When we first meet Clementine Kruczynski (played by Kate Winslet) in Michel Gondry’s 2004 film, Eternal Sunshine of the Spotless Mind, she has blue hair. Introducing herself on a bus to Jim Carrey’s Joel Barish, she explains her reasoning behind the dye job. “It changes colour a lot,” she says. “It’s called Blue Ruin…this company makes a whole bunch of colours with equally snappy names. I apply my personality in a paste.” In watching this movie for the first time I may or may not have yelled at my TV screen, “Geez Clementine, why don’t you just wear a sign around your neck that says ‘tra la la, I’m so quirky!’” (I might have a problem with contrived one-dimensional “offbeat” film characters – yeah, I’m looking at you, Natalie Portman in Garden State). Of course, to the film’s credit, Clementine turns out to be a well-developed character and the movie escapes many typical clichés, earning Oscar nods for both Winslet and the screenplay. The reasons behind its success are evident – but since we are on a fashion blog, I will be focusing solely on Clementine’s hair.
As the film unfolds in a non-linear fashion (hey, it worked hard for that best original screenplay Oscar!), Clementine’s hair colour changes from blue to orange to red to green. While I gotta love any movie that treats a personal styling choice as a plot device – the hair colour helps keep track of the movie’s constantly shifting timeline – more appealing still is the way that it is unapologetically treated as a realistic artistic outlet. Clementine isn’t the first film character to express herself via hair colour; honourable mentions go to My So Called Life’s Angela Chase, Ghost World’s Enid Coleslaw and Whip It’s Bliss Cavendar. However, there’s something to be said for a woman who is more than a couple of years past teenager-dom willing to repeatedly experiment with crayola-coloured hair.
My own adventures with hair dye start a bit younger; going to summer camp in the ’90s, hair mascara was all the rage. The smelly, sparkly, purple-y goop joined Bonnebelle lip smackers and Caboodles nail polish as the must-have beauty products for the preteen girl set. Once I got to middle school, I was met with a strict dress code that deemed any unnatural or dramatic hair colours to be an “academic distraction.” My mother used to take me to her hair salon to get blonde highlights (occasionally I would be able to sneak by with a little bit of red in there). I made it through the eighth grade with the secret knowledge that at the back of my closet hid a bottle of L’Oreal do-it-yourself hair colouring in Purest Black.

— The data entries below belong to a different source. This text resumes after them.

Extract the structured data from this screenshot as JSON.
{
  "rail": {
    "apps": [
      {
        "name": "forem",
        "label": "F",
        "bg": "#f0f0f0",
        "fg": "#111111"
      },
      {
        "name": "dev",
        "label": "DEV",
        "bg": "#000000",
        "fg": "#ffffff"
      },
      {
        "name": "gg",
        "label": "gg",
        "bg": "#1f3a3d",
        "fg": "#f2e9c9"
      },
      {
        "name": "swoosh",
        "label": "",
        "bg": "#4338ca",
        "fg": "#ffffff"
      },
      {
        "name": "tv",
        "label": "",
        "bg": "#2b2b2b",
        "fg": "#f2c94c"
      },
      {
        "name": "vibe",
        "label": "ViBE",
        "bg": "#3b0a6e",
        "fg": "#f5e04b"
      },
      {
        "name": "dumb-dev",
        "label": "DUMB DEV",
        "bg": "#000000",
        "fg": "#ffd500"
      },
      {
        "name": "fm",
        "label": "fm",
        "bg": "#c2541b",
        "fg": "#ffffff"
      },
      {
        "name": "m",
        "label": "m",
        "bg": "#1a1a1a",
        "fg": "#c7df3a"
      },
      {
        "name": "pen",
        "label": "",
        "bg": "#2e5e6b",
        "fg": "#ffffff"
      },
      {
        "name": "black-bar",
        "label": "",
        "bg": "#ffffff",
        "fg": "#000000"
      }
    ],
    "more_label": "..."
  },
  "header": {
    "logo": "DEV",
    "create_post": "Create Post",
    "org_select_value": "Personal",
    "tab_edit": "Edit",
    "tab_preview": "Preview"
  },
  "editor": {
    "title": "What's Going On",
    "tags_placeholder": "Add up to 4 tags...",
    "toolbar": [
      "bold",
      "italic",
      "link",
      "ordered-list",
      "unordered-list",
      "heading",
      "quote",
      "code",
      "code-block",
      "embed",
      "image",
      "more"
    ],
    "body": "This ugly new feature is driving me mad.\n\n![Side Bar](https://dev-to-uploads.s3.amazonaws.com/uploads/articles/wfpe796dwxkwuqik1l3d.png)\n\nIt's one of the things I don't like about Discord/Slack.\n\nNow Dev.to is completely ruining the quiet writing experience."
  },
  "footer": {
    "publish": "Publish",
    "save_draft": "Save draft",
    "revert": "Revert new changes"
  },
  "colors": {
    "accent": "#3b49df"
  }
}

From the first day (on the dot) after my eighth grade graduation throughout the bulk of high school, all I would need to change my hair colour was a quick trip to Shoppers Drug Mart and 45 minutes crouched over the bathroom sink with an applicator brush in hand. While black was my go-to shade of choice, I would occasionally experiment with the worlds of burgundy, plum, or other teen-angst-approved colours. Granted, I never went as artificially bright in my picks as Ms. Kruzcynski over here, but I could appreciate her need to express herself (and mark major changes in her life) with the help of some pigmented cream.
Unlike Clementine, I’ve somewhat outgrown my home-colouring ways. Purple locks aren’t as fun when it comes time to hunt for a job, and at-home hair treatments become a bit trickier when you live in a dorm and share a bathroom sink with 40 other people. Still, whenever I’m in the drugstore, I always make a point to stop at the aisle that carries all the shades of Manic Panic, tempted to give in to the little voice in my head (that sounds suspiciously like Kate Winslet with an American accent) saying, “do it! do it!”